The conversation shifted onto ambition: “For the last, god knows how long, it has been so negative around the club.” Southall continued, “money doesn’t buy you success, it helps now and again, but it doesn’t buy you success. You’ve been sold a vision that finishing sixth is f*****g great.”
On the prospect of some of the better players leaving in the summer, Southall left supporters in no doubt over his thoughts. “If they don’t want to be here, well f*** them, let them go somewhere else.”

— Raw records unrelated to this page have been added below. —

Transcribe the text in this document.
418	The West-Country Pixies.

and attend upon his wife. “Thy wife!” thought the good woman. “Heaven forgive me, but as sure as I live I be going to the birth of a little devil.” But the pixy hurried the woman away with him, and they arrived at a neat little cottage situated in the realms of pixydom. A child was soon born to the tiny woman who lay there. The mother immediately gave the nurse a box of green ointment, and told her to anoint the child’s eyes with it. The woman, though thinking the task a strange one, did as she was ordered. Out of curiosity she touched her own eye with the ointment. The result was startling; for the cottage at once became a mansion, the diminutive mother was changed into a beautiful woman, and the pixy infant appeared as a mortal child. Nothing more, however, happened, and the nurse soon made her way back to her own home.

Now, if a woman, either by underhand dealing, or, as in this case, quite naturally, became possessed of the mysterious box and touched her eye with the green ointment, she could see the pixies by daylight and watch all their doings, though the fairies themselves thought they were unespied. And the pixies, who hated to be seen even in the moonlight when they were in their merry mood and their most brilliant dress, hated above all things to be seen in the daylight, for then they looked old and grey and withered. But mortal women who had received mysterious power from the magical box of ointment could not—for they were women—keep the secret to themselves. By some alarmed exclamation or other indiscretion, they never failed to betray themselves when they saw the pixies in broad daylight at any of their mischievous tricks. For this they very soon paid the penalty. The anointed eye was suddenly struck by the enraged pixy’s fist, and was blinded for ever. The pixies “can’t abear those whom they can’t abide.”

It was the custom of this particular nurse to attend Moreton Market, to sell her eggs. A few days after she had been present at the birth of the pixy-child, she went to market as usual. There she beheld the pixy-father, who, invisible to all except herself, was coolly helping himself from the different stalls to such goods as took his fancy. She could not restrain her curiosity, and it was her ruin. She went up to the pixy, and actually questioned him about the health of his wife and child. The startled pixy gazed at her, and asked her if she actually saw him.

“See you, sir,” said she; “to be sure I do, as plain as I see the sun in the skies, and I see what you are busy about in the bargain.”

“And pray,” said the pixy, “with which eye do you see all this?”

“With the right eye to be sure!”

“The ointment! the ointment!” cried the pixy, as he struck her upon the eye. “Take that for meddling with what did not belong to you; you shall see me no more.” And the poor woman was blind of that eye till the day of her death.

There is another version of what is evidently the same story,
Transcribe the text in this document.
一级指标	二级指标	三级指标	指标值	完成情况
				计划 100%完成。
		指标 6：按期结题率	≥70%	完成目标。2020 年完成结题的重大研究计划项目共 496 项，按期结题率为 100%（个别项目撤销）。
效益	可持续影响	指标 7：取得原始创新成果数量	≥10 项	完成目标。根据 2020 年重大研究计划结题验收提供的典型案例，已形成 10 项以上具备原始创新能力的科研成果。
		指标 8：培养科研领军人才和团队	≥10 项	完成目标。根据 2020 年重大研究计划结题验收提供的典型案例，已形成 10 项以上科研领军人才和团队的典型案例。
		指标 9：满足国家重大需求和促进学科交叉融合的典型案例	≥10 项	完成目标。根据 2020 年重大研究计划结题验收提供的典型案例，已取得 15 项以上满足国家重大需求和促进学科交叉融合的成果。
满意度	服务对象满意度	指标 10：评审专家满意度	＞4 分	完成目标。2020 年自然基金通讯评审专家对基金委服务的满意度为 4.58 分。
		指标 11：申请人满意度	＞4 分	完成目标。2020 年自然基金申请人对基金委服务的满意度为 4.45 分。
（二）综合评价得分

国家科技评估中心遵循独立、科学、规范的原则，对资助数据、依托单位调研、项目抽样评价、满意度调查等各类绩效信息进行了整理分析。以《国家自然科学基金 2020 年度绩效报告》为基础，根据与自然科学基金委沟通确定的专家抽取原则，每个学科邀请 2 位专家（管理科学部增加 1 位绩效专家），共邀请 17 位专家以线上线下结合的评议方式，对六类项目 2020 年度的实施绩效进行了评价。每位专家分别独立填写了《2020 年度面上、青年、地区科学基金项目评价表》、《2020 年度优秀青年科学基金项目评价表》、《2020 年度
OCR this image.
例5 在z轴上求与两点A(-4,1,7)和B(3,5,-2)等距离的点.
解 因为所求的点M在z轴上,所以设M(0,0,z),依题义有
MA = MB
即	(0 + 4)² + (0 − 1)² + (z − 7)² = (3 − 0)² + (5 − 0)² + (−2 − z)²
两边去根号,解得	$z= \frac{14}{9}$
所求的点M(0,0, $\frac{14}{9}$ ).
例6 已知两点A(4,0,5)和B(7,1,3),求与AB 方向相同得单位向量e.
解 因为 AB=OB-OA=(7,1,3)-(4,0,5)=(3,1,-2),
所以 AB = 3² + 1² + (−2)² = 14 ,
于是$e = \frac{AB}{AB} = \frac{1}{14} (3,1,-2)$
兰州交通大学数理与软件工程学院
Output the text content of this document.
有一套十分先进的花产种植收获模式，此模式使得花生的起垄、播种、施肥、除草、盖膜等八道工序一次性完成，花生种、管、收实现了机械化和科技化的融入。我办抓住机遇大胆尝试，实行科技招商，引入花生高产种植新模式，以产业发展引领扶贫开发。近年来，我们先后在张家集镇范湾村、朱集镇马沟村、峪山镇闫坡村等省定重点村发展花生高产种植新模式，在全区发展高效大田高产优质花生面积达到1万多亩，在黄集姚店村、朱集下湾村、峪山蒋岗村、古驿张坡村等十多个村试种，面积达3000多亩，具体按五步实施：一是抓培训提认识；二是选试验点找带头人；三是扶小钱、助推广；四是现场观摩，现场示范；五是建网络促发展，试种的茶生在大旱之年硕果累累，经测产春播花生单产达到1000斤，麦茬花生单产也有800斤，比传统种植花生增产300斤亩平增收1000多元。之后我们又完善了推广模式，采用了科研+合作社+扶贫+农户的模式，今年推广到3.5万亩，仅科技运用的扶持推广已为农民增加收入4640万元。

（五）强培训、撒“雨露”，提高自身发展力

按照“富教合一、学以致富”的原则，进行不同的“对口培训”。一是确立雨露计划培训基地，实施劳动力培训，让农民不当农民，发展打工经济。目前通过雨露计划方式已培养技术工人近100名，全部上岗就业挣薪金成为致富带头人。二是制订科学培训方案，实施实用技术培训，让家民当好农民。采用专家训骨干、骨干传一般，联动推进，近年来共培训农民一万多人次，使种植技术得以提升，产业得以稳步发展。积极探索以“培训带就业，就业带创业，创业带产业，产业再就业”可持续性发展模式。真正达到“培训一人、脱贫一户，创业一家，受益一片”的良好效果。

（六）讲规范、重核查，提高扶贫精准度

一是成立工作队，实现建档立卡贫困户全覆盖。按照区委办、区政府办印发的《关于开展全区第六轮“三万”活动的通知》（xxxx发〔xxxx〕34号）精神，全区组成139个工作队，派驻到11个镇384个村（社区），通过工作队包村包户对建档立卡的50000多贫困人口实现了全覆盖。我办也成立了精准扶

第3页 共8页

Worshipped by those in attendance, that level of respect is clearly reciprocated: “We’ve had good times, we’ve had some horrendous times, but the one constant is you [the supporters]. That’s what makes the difference. To be fair, when you look at the Bayern Munich game [in 1985] we would have lost that but for you.”
Returning to off the pitch matters, Southall closed with several pertinent points. “I’m not a particularly great lover of the board, but at the same time I don’t hear anybody saying who can come in and replace them; that’s the biggest problem. You are doing a good thing; but what is the aim, who is going to take their place, where is the money going to come from?
Whether the answers to these questions should come from The Blue Union, Everton Football Club, the local media, or a mixture of the three, it is obvious the answers to these questions would enable the club to move forward.
Southall ended the serious side of his comments with a final point on investment: “If you are going to have investment, it has got to be the right investment with the right people who know the history of the club and get you, get the history, and get what it means to you. That is why it is not bad for Martinez to come here, he’s been in the North West and he knows what the club means to people.”
Rounding off the meeting, the Blue Union welcomed suggestions and discussed possible measures for their campaign. While the group “will not advocate the boycotting of matches”, they “will advocate boycotting the partners of the club.”
Having had three public meetings within four months, from September 2011 – January 2012, the gap to this meeting was an overly long seventeen months. As a result, the group proposed regular meetings in a bid to “sell their message” and “get people knowing it”.
The Blue Union may not be to the liking of all Everton supporters, some like them, many more loathe them, yet it was clear from the meeting on Saturday that each attendee wants the best for their football club and no supporter should be criticised for that.